Least squares regression: Part 1

Introduction to least squares regression.

By Cecina Babich Morrow in statistics R

July 2, 2024

Inspiration for this post

As evidenced by the depressing three year lag-time since my last blog post on this website, it is well past time to get back into gear and get posting once more. I am coming to the end of the first year of my PhD in Computational Statistics and Data Science, and I thought I would share some of what I learned in my courses here. Huge thanks to Dr. Song Liu for pretty much all of the material presented here (mistakes are my own).
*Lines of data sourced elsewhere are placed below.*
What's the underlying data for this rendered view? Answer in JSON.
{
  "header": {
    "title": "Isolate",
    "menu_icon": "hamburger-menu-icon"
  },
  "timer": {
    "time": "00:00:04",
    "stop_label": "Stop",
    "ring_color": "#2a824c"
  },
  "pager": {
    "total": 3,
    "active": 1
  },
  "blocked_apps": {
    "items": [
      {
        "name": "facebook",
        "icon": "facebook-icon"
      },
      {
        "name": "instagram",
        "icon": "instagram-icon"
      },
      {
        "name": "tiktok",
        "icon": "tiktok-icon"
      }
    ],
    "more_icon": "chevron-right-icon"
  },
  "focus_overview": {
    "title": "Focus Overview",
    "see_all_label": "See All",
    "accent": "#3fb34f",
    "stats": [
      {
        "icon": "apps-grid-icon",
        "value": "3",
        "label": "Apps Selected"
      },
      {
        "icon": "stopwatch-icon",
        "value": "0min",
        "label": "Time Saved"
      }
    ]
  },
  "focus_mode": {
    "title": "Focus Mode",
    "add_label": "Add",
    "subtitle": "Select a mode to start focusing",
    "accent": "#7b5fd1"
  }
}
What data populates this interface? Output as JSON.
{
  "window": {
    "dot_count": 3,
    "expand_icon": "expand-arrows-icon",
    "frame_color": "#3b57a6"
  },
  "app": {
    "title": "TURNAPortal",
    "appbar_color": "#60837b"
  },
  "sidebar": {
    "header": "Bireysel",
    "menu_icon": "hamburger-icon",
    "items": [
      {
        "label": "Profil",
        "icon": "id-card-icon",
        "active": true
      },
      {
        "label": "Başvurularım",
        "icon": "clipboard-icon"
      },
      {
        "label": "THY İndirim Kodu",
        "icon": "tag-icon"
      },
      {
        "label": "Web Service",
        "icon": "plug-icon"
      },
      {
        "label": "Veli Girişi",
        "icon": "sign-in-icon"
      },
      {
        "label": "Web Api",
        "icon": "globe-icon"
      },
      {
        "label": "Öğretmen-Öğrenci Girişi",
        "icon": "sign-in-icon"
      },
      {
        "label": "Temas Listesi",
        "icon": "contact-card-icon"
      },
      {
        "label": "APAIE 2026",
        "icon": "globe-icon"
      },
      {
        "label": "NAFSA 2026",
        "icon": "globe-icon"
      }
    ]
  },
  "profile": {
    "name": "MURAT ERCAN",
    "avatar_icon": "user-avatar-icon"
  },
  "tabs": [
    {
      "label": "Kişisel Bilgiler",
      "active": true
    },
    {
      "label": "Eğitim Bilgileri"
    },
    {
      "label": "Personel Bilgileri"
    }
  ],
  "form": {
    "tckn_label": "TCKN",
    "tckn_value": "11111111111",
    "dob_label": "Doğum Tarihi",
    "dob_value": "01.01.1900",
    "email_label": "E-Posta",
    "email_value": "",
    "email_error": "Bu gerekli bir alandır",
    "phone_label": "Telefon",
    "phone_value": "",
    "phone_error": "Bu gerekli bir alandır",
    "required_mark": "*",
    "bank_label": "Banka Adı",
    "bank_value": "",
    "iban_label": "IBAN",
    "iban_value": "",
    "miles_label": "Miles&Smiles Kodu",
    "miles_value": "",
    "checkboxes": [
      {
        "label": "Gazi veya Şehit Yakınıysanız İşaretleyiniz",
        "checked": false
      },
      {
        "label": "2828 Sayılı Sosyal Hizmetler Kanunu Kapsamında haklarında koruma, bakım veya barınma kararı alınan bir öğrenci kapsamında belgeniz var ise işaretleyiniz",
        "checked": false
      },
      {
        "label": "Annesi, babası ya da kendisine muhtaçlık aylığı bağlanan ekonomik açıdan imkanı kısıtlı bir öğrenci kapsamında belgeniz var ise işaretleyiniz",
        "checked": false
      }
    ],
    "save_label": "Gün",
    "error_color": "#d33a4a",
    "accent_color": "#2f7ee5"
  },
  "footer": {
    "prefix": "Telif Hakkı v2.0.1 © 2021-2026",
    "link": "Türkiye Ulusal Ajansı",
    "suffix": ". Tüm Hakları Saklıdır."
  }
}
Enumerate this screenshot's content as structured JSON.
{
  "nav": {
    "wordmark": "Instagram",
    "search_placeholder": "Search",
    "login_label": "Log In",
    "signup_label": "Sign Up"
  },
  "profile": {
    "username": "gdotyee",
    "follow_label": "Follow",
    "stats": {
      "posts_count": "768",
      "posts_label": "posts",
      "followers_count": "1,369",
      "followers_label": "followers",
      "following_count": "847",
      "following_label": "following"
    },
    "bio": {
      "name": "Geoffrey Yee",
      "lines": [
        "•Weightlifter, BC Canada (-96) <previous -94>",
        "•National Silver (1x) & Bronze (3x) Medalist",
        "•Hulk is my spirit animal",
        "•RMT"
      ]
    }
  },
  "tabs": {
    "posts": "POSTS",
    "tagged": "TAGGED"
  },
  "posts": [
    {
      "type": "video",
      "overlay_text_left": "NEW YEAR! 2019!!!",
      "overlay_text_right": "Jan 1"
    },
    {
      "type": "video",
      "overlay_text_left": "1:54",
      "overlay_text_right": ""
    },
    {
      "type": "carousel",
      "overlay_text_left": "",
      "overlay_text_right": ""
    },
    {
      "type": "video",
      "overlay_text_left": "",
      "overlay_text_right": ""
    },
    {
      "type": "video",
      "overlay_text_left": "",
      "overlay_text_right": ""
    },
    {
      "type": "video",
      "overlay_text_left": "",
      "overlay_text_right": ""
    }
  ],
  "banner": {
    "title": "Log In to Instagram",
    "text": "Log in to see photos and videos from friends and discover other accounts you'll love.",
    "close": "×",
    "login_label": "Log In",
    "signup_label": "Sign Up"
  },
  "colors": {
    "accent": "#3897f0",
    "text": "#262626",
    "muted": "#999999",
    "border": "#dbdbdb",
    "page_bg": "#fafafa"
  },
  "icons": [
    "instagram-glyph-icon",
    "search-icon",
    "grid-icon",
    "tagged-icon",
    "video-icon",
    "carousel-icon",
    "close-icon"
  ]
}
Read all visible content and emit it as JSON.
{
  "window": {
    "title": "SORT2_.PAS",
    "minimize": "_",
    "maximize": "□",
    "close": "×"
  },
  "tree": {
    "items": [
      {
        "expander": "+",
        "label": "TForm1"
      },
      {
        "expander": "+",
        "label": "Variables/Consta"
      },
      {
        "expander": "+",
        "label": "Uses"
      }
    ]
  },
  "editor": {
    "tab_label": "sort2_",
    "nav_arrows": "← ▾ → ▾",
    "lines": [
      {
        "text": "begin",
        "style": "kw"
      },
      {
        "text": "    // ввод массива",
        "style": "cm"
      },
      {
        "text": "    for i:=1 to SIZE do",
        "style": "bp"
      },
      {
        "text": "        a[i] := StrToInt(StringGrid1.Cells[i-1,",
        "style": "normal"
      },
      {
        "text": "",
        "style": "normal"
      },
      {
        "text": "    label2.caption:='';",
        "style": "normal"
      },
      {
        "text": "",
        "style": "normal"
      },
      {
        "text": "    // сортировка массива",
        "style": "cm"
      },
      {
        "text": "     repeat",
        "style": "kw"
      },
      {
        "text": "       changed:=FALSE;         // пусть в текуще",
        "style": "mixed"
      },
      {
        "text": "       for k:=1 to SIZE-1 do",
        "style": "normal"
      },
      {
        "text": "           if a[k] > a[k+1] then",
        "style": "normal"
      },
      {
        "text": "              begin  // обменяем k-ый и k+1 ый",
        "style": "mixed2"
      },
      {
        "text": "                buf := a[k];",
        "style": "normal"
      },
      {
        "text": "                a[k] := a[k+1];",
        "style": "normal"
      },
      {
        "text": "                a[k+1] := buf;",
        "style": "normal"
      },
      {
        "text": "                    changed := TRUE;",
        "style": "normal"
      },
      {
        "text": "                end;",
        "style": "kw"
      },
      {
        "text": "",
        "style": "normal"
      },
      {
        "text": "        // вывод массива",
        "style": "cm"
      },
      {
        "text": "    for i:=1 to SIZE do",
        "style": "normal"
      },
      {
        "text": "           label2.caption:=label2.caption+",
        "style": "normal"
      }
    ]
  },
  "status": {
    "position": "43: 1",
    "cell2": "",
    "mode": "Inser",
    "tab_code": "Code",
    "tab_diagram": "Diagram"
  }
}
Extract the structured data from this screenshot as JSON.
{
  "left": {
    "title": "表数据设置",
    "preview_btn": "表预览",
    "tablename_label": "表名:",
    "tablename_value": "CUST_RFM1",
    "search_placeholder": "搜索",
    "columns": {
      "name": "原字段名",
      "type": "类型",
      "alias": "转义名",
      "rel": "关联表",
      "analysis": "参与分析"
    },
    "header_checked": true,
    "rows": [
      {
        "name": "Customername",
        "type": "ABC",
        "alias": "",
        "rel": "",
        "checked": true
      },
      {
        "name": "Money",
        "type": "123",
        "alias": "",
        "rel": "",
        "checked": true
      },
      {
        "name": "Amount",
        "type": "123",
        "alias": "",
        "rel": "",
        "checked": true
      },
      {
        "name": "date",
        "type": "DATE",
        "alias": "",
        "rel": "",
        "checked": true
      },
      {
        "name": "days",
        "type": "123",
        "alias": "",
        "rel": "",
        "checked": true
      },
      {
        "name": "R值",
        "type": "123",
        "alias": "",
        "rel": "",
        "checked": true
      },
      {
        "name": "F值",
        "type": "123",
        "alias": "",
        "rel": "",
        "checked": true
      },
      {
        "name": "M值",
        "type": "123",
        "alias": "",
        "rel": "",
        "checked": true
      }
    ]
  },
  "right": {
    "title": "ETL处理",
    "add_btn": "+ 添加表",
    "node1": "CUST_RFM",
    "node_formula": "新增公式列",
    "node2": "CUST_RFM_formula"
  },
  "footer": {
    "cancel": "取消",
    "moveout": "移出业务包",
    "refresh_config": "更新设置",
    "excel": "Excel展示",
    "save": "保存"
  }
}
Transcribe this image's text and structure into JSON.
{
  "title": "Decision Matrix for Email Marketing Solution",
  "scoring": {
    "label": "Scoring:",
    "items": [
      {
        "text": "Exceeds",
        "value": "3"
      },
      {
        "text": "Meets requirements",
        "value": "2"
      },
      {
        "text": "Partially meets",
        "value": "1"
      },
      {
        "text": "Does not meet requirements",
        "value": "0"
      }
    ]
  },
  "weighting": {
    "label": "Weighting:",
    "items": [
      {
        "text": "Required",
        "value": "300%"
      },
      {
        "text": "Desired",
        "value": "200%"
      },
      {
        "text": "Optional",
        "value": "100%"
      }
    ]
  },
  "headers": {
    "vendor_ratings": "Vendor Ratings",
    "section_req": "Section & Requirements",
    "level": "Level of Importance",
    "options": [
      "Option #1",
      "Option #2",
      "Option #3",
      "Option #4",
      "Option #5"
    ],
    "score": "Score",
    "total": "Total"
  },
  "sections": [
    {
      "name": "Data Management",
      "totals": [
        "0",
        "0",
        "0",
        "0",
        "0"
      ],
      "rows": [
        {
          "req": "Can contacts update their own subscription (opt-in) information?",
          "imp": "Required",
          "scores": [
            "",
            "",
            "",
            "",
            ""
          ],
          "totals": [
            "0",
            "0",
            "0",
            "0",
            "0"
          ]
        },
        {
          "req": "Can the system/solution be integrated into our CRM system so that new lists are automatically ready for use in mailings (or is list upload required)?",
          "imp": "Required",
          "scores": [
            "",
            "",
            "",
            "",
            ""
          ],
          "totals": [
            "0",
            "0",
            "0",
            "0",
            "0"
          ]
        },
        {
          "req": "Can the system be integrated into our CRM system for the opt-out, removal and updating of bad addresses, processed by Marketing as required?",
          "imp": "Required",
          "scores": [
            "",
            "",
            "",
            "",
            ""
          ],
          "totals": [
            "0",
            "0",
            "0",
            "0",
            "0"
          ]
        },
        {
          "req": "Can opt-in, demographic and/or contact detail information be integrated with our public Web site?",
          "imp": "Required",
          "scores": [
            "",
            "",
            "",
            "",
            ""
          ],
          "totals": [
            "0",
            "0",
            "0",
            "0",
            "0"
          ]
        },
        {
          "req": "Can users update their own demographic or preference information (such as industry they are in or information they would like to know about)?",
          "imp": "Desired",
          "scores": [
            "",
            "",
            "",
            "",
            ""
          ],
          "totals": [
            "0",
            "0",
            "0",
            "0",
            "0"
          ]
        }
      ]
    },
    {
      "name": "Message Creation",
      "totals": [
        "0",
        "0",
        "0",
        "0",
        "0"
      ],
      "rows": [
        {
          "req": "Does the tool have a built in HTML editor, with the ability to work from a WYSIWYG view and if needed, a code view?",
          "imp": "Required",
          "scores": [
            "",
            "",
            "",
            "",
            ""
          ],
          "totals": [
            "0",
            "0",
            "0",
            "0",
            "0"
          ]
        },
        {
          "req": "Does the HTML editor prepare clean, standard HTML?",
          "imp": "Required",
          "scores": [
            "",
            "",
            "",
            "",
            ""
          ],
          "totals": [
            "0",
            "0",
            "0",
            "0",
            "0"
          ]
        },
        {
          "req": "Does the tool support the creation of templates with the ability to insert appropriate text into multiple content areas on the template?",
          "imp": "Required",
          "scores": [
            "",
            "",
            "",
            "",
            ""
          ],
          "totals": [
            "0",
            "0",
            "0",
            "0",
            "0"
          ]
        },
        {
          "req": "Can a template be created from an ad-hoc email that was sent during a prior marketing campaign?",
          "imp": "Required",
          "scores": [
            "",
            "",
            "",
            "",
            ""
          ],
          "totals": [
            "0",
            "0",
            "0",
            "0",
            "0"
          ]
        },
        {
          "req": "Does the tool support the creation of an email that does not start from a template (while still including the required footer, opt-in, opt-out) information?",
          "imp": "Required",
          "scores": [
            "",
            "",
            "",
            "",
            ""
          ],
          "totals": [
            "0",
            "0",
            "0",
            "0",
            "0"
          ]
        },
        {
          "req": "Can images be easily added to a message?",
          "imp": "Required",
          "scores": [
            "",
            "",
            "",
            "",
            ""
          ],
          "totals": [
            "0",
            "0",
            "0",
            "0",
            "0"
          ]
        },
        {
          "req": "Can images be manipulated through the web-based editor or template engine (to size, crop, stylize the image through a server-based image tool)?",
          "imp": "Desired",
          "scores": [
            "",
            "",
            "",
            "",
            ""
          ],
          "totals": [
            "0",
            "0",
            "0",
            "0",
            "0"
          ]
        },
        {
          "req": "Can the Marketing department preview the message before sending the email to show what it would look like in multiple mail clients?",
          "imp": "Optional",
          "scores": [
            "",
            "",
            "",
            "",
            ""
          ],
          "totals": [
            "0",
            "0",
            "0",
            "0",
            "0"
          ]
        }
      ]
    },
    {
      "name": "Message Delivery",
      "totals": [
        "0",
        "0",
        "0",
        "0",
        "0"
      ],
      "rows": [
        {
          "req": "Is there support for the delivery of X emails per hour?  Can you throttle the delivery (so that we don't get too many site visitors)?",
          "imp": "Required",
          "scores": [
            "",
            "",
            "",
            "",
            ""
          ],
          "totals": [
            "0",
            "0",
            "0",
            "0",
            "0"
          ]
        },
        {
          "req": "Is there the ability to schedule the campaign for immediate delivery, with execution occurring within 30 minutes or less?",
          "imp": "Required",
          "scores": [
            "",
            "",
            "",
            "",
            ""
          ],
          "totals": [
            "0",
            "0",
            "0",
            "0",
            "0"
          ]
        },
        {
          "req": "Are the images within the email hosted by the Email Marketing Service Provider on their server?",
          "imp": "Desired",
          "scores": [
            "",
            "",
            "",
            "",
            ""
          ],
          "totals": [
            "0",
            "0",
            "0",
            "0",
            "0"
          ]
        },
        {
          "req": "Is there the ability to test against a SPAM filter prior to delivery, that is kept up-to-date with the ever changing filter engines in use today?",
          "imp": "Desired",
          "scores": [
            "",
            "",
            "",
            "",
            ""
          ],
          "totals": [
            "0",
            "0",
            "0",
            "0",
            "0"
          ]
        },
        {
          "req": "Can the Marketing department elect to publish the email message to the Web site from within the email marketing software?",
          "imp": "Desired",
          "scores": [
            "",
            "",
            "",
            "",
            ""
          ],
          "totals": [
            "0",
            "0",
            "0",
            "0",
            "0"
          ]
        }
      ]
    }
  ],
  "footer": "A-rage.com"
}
I’m starting out with that beloved classic, least squares regression.

Making good choices

We’ll start out by thinking a little bit about what we need in order to make “good” decisions.

How can we make Jamie Lee Curtis proud, statistically speaking?

In order to make decisions rationally, a decision-making framework must fulfill the following criteria: predictions should be precise and data-driven, while accounting for both the cost of making an error in the specific situation and the randomness of the underlying data. Statistical decision-making (theoretically should) fulfill these criteria and thus provides a useful and rational framework for guiding predictions about the world.

Today, we’ll focus on how we might make good choices in a regression setting, i.e. predicting a continuous result based on a set of inputs. We have the following setting, in mathy terms: For an output variable \(y \in \mathbb{R}\) and a set of \(d\) input variables \(\textbf{x}\in \mathbb{R}^d\), we have a dataset \(D\) consisting of \(n\) pairs of observed inputs and outputs \(\{(\textbf{x}_i, y_i\}^n_{i=1}\).

Least squares regression

Least squares regression tackles this regression problem by finding a prediction function \(f(\textbf{x})\) that minimizes the sum of squared differences (hence the name) between the observed outputs \(y_i\) and our predictions: \(\sum^n_{i=1}(y_i-f(\textbf{x}_i;\textbf{w}))^2\).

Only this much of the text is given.